Chancellor Schroder has no desire for a prolonged conflict, or estrangement from Russia. Effectively, the Germans have already ruled out supporting any escalation of the war, even one that would not involve their own troops. Rudolf Scharping , the Defence Minister, who first whipped up outrage with accounts of concentration camps and comparisons with the Holocaust, has spent the last couple of weeks whipping it down again.

So Germany's announcement that it will take an extra 10,000 refugees, as opposed to Britain's reluctant embrace, is not entirely the product of altruism. By extending its generosity in this way, Bonn is signalling that it wants out of the conflict as early as possible. It is a safe bet that it will push hardest and soonest within the EU for a negotiated settlement, possibly involving the partitioning of Kosovo.

Washington, meanwhile, has rediscovered Russian diplomacy after a gap of some 10 years, with the White House encouraging Viktor Chernomyrdin, Russia's envoy to Serbia, to have another go after the failure of Monday's talks. The Russians have no interest in brokering a solution that reflects badly on the power of the Slav bond. It is difficult to see why Moscow would support an outcome in which Serbia lost control of Kosovo totally. If Moscow is to be part of the solution, then partition is on the cards.

This is the option beloved of those who like tidy, diplomatic solutions and drawing new lines on maps. They forget that it is people and their homes, not abstract bundles of territory, they are dealing with. Worse still, partition rewards the very "ethnic cleansing" the West set out to halt, and ensures that the Kosovo Liberation Army continues to fight. It will extend the conflict into the next century.

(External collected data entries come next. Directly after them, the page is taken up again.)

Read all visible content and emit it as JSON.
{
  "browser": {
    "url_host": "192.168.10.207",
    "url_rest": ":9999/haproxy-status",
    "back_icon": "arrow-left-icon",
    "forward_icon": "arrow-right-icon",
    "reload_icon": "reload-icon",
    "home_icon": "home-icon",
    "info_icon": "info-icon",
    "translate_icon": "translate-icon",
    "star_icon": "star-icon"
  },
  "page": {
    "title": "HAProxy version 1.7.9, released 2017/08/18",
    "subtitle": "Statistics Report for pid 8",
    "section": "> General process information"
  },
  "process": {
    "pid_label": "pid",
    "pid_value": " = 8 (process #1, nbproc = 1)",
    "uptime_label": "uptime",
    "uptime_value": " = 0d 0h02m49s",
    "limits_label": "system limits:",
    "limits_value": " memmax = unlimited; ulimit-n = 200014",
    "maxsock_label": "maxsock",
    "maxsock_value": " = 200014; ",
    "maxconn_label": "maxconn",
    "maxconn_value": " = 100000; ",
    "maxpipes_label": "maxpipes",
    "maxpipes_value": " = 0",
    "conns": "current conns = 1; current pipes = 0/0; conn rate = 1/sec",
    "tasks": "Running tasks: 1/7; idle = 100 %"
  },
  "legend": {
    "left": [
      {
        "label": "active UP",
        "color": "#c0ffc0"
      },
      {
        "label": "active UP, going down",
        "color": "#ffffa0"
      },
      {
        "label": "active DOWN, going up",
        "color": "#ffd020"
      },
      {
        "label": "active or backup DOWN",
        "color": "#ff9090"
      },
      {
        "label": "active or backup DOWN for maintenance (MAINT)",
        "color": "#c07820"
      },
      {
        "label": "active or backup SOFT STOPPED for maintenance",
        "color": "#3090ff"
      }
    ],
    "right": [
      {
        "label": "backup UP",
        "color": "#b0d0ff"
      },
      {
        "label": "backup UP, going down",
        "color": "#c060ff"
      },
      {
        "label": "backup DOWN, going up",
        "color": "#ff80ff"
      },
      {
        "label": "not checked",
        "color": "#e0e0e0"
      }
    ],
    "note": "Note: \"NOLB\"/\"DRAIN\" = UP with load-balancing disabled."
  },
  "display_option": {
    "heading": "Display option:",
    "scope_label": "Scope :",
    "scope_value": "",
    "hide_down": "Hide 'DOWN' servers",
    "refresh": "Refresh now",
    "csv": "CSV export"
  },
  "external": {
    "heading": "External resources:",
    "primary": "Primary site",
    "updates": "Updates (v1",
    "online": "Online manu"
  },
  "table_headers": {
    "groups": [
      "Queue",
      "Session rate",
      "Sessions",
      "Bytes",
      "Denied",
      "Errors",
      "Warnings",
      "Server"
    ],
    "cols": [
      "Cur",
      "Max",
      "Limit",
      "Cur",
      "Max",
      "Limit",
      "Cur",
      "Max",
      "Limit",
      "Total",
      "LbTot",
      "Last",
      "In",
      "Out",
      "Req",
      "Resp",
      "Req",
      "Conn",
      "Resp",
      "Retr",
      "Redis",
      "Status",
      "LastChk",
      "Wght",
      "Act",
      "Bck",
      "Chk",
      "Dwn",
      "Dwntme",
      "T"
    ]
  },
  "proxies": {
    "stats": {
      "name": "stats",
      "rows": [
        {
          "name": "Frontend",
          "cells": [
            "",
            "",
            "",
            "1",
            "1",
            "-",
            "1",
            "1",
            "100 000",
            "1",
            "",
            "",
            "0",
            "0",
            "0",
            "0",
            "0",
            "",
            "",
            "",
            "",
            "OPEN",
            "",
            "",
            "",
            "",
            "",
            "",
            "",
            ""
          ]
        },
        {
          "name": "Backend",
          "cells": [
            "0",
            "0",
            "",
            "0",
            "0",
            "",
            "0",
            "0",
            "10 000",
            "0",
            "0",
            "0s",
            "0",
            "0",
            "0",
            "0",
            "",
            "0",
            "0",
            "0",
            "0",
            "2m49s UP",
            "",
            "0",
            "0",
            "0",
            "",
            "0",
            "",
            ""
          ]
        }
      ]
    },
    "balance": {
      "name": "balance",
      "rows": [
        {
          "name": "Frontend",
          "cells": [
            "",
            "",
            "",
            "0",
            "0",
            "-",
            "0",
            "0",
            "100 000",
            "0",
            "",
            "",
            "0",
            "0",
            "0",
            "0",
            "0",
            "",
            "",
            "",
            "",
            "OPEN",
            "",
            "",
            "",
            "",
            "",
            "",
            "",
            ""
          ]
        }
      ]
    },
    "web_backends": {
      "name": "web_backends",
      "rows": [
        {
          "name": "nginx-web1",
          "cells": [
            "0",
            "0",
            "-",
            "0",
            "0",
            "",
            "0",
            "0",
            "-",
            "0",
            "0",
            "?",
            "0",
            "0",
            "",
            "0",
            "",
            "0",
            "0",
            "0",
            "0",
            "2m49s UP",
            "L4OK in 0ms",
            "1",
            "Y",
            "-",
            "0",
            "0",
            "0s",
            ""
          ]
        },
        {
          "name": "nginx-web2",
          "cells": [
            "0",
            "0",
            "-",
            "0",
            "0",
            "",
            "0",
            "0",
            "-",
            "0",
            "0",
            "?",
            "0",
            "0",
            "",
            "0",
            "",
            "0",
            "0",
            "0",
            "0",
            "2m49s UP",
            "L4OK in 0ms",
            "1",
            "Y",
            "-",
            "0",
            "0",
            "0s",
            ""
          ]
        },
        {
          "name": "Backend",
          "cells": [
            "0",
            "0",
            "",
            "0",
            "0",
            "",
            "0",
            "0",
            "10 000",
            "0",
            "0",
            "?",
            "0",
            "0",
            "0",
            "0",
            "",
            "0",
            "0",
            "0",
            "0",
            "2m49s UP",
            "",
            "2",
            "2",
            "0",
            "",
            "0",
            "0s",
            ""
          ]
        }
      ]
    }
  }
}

The only honest solution is an independent Kosovo, on the model of Slovenia, Croatia and Bosnia. Yugoslavia is dead: buried under Milosevic's nationalist ambitions. Mr Blair, for all his fabled flexibility, knows a bottom line when he sees one; he is aware that anything else would fall short of the principled stand he has made against Serb aggression in Kosovo.

"Our commitment to defeat this policy of `ethnic cleansing' is total," he told the residents of the Macedonian refugee camp, "It is a battle for humanity. It is a just cause." He is right.

Nato carries a moral responsibility to ensure that the final chapter of this blood-and-tear-soaked episode of European history is one that ends by allowing the refugees to return home in safety.

Any outcome in which they are unable to do so, however diplomatically tempting in restoring peace, would be a tawdry end to a grand humanitarian undertaking.